Always returns the in-memory Deliverable with text fields populated.
Cost shape¶
Single REASONING_HIGH call (executive summary) at ~$0.05–0.20 per audit depending on findings count. Markdown / JSON / methodology are pure — zero LLM cost.
Total Stage G cost per audit: typically $0.05–0.25.
Test coverage¶
| Area | Cases |
|---|---|
| JSON deliverable | 6 (metadata, intake+cost, severity counts, severity-sort, clusters/patterns, evidence) |
| Markdown deliverable | 8 (headers, exec summary, finding+evidence blockquote, roadmap inclusion, roadmap exclusion, patterns, no findings, severity table) |
| Methodology text | 2 (archetype + cost rendered, missing intake handled) |
| Executive summary | 2 (REASONING_HIGH tier used, empty findings → canned) |
End-to-end generate_deliverable |
2 (writes to disk, no output_dir) |
All 20 cases passing. Full suite: 381 pass, no regressions.
Public API¶
from app.auditforge.report import generate_deliverable
deliverable = await generate_deliverable(
engagement, findings,
deepen=deepen_result,
llm=client,
output_dir="/path/to/deliverables",
)
print(deliverable.markdown_path)
Known limits / future work — explicit¶
- PDF deferred to Phase 2. Requires:
- Custom design system (typography, palette, motion)
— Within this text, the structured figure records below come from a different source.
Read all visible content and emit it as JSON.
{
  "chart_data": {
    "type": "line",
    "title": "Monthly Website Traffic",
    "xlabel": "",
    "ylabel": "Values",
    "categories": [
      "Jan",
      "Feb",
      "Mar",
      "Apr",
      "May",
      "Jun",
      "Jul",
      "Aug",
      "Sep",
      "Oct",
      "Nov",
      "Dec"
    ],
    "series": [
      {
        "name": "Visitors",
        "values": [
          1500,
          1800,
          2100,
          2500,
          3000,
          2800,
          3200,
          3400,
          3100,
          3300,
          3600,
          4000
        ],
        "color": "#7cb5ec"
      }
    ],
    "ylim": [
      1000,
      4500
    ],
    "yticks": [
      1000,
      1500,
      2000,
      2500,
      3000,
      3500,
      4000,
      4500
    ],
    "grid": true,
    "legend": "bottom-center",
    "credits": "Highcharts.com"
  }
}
- Branded cover page per firm
- Professional charts (severity distribution, cluster diagrams)
- Pixel-precise layout
- Accessibility (PDF/UA-compliant tags)
Tooling options under consideration: WeasyPrint for HTML→PDF (likely), reportlab for fully programmatic (current dep, less polished output), or LaTeX (highest polish but heaviest dependency). Phase 2 commit picks one.
-
DOCX deferred to Phase 2.
python-docxis in requirements (PilotForge uses it). When PDF lands, DOCX comes alongside as the editable copy. -
Archetype-specific markdown variations partial. Only REMEDIATION_PIPELINE has a distinctive section (Remediation Roadmap). PREMIUM/DEFENSIBILITY needs a defensibility statement appendix. CONTINUOUS_MONITORING needs period-over-period comparison. CAPABILITY+LEVERAGE may need partner-review checkpoints structure. Phase 2.
-
No firm-branding data. AuditEngagement doesn't carry firm-branding fields (logo, color, footer text). Per-firm branding plumbs in Phase 2 when the firm onboarding flow is built.
-
Executive summary token cap is generous. 900 max_tokens at REASONING_HIGH may produce longer-than-ideal summaries. After first paid engagement we'll tune via prompt iteration based on partner feedback.
-
No localization / multi-language. Output is English-only. International firms need Phase 3 i18n work.